FL Basics
Before we discuss Federated Learning (FL) in detail, let’s recall how classic centralized machine learning (ML) works.
Classic Machine Learning
( The pink/purple model color symbolizes different data sources used during training. )
Federated Learning Overview
Naming Conventions
In FL, the server is frequently called an aggregator, and clients are called learners. Using the terms server and client in FL is still common. We use various components, including non-FL servers and clients. Thus, we prefer to highlight FL components using aggregators and learners.
Did you know?
Most ML models (especially DNNs) consist of two parts.
The first part is (usually) a static lightweight model architecture. It includes layer specification, training configuration, and hyperparameters like learning step sizes, loss, and activation functions. Model architecture is typically static and lightweight in classic ML/FL.

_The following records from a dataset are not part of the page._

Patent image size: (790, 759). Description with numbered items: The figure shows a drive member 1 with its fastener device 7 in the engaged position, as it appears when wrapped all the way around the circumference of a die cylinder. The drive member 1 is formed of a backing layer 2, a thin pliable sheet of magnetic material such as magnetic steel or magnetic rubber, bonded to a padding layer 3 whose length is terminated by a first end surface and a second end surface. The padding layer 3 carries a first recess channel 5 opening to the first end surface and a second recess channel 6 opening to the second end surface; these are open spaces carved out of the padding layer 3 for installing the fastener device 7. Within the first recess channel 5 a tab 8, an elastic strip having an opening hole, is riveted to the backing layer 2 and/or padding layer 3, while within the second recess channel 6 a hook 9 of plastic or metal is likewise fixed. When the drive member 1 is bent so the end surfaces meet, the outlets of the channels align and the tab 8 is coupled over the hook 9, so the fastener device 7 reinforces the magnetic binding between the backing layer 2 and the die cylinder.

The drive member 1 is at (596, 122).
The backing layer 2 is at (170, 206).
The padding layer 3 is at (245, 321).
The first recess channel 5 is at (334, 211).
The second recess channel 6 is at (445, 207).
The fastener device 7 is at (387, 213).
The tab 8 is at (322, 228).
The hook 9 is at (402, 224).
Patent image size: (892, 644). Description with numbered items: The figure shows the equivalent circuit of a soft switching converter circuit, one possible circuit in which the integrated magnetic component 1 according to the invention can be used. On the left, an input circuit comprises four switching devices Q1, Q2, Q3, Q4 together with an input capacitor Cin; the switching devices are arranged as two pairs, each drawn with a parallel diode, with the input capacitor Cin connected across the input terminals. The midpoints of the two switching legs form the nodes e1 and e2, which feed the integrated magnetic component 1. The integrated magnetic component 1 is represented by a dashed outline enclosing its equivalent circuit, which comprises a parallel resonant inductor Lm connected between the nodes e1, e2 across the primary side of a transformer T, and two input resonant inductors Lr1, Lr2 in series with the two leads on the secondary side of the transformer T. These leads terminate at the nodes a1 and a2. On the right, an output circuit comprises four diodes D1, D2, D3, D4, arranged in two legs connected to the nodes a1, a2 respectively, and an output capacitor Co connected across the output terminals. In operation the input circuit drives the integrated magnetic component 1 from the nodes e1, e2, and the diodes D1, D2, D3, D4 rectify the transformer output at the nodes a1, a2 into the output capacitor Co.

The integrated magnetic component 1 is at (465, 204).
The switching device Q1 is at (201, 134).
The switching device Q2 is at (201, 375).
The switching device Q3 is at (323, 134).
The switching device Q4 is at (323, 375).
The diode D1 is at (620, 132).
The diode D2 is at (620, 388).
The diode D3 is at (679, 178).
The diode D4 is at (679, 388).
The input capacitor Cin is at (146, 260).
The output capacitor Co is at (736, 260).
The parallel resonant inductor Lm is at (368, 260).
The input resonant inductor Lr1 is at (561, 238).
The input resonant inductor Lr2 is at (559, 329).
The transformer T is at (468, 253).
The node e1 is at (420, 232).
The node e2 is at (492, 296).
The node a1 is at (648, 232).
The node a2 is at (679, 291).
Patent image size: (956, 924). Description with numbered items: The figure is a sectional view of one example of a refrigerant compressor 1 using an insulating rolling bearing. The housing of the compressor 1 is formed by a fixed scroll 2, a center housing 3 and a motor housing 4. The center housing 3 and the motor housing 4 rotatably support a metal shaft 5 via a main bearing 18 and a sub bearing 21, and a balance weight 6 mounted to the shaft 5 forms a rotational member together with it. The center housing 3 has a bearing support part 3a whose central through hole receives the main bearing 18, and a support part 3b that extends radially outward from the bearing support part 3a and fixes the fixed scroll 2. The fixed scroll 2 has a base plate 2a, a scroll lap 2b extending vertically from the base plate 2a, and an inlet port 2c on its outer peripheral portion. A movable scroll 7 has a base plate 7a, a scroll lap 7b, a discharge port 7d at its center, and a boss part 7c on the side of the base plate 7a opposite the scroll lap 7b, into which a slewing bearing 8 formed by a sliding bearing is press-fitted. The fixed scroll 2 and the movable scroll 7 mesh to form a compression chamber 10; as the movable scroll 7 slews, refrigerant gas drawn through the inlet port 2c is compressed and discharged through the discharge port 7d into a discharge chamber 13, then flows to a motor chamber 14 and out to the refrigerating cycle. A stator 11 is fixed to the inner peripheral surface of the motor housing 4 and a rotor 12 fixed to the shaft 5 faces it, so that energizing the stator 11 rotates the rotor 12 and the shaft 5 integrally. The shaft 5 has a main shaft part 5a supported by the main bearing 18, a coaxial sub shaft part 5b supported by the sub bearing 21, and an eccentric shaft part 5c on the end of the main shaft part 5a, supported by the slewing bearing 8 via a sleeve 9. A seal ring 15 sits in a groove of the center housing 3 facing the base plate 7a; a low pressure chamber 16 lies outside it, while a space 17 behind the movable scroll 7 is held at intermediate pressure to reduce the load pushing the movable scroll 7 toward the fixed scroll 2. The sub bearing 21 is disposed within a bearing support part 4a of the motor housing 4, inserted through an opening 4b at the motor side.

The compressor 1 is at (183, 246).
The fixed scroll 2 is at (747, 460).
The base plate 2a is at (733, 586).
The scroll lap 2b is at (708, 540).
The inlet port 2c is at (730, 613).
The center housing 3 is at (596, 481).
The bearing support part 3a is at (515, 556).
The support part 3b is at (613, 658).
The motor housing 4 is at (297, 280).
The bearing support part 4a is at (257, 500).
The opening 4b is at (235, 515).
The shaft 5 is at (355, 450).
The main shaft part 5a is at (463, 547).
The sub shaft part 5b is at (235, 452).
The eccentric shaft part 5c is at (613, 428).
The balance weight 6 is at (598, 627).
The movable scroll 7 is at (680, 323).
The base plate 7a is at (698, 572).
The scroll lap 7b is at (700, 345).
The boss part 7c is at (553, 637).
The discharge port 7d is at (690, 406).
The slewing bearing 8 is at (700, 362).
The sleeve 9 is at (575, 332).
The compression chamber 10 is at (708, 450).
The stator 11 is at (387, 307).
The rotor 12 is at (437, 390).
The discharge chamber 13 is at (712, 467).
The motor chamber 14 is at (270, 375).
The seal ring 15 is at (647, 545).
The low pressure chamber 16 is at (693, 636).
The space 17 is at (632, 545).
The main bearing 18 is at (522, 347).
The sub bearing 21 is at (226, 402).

The second dynamic part is model weights and biases that get changed/optimized during training. They allow the model to fulfill its intended use, such as prediction, inference, or generation tasks. These weights and biases significantly contribute to a trained model’s overall size (space utilization).
The learners extract their model parameters and sent them to the aggregator. The aggregator now has access to these parameters but not the sensitive data used to train them. That is how FL can profit from sensitive data while maintaining its privacy.
The FL training loop could terminate, and the learners or servers could use their global model copy for inference. Otherwise, another FL training cycle begins. There can be arbitrarily many FL cycles, similar to conventional training rounds in classic ML. FL training eventually terminates due to time/resource constraints or a failure to reach a satisfying performance.